Ein tragischer Unfall erschüttert Ostfriesland: Ein dreijähriger Junge ist in Grotegaste bei Leer im elterlichen Garten kopfüber in ein selbst gegrabenes Sandloch gestürzt und gestorben. Die Mutter fand ihren bewusstlosen Sohn, doch jede Hilfe kam zu spät. Der Fall wirft Fragen zur Aufsichtspflicht von Eltern auf.
Welche Pflichten haben Aufsichtspersonen?
Wer Kinder beaufsichtigt, muss sie vor Gefahren schützen, doch es gibt keine starren Regeln. Die Rechtsprechung betrachtet stets den Einzelfall, erklärt Professorin Angie Schneider für Familienrecht von der Universität Bremen. „Es geht um das Alter des Kindes, seine Eigenheiten und die Umgebung“, so Schneider. Ein ruhiges Kind benötigt möglicherweise eine andere Betreuung als ein risikobereites. Auch die Zumutbarkeit für die Aufsichtsperson spielt eine Rolle.
Alter des Kindes entscheidend
Bis zum Alter von etwa vier Jahren müssen Kinder durchgehend beaufsichtigt werden, so die gängige Rechtsprechung. Im gesicherten häuslichen Bereich sind kurze Ausnahmen möglich. Ab vier Jahren sind kleine Freiräume ohne permanente Aufsicht denkbar, jedoch immer abhängig vom Einzelfall.
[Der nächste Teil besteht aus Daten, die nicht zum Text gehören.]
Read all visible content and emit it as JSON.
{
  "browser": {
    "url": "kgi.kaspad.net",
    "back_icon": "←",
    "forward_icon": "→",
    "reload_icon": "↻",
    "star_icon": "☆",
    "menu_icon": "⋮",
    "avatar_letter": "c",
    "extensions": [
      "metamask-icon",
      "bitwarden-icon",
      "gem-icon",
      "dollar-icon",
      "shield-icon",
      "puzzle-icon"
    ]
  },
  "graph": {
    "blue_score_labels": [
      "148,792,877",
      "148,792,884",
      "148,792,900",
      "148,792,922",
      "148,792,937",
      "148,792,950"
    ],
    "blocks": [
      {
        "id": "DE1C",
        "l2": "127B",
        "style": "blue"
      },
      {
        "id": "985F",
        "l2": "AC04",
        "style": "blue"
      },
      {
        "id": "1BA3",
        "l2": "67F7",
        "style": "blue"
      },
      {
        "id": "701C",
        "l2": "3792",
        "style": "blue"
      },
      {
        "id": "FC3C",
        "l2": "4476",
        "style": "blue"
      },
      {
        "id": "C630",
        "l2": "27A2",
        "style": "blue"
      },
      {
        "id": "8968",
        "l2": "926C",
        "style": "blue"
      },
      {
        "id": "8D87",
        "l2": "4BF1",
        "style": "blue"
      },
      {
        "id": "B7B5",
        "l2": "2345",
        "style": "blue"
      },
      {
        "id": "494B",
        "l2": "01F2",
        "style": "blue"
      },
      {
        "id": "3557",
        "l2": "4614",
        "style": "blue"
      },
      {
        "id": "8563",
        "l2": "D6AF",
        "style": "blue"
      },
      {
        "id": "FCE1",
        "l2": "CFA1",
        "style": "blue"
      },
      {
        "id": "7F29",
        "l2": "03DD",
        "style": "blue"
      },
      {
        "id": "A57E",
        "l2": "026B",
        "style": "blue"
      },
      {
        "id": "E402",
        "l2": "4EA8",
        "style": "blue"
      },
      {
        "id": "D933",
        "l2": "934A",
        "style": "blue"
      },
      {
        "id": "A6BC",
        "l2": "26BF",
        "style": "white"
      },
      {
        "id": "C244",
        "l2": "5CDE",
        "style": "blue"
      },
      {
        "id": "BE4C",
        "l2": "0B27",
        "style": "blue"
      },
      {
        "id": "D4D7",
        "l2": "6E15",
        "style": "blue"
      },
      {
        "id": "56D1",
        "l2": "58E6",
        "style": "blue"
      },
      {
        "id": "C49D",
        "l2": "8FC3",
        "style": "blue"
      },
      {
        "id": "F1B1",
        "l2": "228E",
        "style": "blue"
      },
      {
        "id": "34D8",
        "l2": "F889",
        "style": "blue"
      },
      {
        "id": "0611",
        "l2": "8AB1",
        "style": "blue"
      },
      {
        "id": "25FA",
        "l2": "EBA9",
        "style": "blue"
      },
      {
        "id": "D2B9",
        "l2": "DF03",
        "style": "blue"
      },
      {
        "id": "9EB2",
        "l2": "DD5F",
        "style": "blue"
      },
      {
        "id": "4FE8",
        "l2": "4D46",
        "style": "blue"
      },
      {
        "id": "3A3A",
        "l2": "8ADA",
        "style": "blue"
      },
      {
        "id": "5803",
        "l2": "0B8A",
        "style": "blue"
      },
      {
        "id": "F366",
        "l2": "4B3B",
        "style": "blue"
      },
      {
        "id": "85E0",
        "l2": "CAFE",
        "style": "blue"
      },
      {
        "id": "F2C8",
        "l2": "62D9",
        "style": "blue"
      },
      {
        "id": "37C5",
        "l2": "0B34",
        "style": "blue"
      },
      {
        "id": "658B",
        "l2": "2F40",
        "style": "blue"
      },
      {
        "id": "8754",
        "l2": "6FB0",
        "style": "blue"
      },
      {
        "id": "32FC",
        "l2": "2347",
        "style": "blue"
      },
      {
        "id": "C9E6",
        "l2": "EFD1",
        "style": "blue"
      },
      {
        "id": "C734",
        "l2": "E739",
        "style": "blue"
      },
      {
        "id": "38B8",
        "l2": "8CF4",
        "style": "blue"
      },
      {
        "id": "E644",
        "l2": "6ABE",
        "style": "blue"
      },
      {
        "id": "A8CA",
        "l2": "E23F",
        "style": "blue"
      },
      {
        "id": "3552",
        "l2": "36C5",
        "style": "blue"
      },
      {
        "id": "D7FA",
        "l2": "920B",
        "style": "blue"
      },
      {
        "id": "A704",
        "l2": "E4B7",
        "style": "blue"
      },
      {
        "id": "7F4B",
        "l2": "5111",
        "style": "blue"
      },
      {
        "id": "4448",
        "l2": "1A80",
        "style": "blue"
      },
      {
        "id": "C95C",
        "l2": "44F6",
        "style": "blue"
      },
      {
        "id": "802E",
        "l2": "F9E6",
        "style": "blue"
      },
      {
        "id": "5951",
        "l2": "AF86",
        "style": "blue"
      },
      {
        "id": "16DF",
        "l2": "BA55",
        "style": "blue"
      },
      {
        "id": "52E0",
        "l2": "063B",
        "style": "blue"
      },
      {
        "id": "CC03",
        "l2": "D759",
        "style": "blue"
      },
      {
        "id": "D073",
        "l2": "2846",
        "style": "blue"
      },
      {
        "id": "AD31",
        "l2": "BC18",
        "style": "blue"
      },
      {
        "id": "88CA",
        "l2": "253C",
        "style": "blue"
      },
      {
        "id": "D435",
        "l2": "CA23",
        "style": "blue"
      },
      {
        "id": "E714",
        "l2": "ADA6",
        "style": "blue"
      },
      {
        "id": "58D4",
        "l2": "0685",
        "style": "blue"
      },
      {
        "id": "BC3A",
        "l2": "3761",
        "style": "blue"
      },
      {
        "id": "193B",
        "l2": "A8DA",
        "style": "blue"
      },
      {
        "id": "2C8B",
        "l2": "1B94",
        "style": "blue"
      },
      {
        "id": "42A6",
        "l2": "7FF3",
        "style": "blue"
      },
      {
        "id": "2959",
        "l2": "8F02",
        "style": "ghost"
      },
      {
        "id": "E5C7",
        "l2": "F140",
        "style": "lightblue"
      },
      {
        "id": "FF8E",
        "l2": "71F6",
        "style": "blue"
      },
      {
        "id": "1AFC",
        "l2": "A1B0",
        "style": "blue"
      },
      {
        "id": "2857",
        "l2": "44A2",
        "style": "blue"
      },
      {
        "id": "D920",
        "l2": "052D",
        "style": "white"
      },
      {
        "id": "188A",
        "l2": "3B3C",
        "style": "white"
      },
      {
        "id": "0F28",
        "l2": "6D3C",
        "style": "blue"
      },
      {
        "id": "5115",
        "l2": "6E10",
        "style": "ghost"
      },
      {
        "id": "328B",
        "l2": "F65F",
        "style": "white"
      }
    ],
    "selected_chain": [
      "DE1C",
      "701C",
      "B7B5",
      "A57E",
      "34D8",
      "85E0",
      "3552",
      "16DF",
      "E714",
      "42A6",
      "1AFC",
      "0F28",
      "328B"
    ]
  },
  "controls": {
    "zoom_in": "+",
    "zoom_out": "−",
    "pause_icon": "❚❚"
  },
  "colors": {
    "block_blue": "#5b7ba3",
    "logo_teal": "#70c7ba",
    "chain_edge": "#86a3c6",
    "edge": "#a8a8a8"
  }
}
Alltagssituationen wie Postbote oder Toilettengang
„Es gibt Situationen, in denen Eltern den Unfall nicht verhindern könnten“, sagt Schneider. Wenn eine Aufsichtsperson zur Toilette geht, muss sie bei kleinen Kindern sicherstellen, dass keine Gefahrenquellen in der Nähe sind. „Man schaut darauf, was den Eltern zumutbar ist“, betont die Juristin. Alltägliche Dinge wie Telefonate oder Türöffnen sind erlaubt, aber je jünger das Kind, desto höher die Pflicht, Risiken auszuschließen.
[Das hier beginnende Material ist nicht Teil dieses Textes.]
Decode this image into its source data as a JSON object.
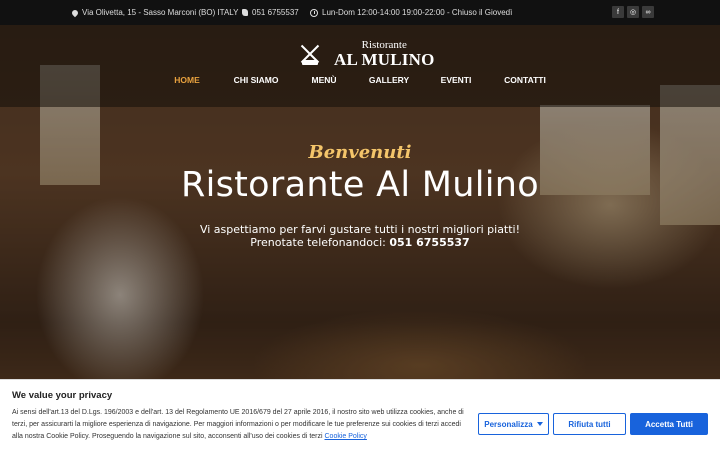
{
  "topbar": {
    "address": "Via Olivetta, 15 - Sasso Marconi (BO) ITALY",
    "phone": "051 6755537",
    "hours": "Lun-Dom 12:00-14:00 19:00-22:00 - Chiuso il Giovedì",
    "social": [
      {
        "icon": "facebook-icon",
        "glyph": "f"
      },
      {
        "icon": "instagram-icon",
        "glyph": "◎"
      },
      {
        "icon": "tripadvisor-icon",
        "glyph": "∞"
      }
    ]
  },
  "logo": {
    "small": "Ristorante",
    "big": "AL MULINO"
  },
  "nav": [
    {
      "label": "HOME",
      "active": true
    },
    {
      "label": "CHI SIAMO",
      "active": false
    },
    {
      "label": "MENÙ",
      "active": false
    },
    {
      "label": "GALLERY",
      "active": false
    },
    {
      "label": "EVENTI",
      "active": false
    },
    {
      "label": "CONTATTI",
      "active": false
    }
  ],
  "hero": {
    "welcome": "Benvenuti",
    "title": "Ristorante Al Mulino",
    "line1": "Vi aspettiamo per farvi gustare tutti i nostri migliori piatti!",
    "line2_prefix": "Prenotate telefonandoci: ",
    "line2_phone": "051 6755537"
  },
  "cookie": {
    "title": "We value your privacy",
    "text": "Ai sensi dell'art.13 del D.Lgs. 196/2003 e dell'art. 13 del Regolamento UE 2016/679 del 27 aprile 2016, il nostro sito web utilizza cookies, anche di terzi, per assicurarti la migliore esperienza di navigazione. Per maggiori informazioni o per modificare le tue preferenze sui cookies di terzi accedi alla nostra Cookie Policy. Proseguendo la navigazione sul sito, acconsenti all'uso dei cookies di terzi ",
    "link": "Cookie Policy",
    "customize": "Personalizza",
    "reject": "Rifiuta tutti",
    "accept": "Accetta Tutti"
  },
  "colors": {
    "accent": "#e8a13e",
    "welcome": "#f4c56a",
    "cookie_blue": "#1863dc"
  }
}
Bewertung des tödlichen Unfalls
Der Fall ist laut Schneider außergewöhnlich. „Mit einem solchen Verlauf musste niemand rechnen“, sagt sie. Normalerweise können Eltern beim Spielen im Sandkasten davon ausgehen, dass wenig passiert. „Die Aufsichtspflicht ist in diesem Alter jedoch hoch.“ Die Staatsanwaltschaft Aurich geht nach bisherigen Erkenntnissen von einem tragischen Unfall aus.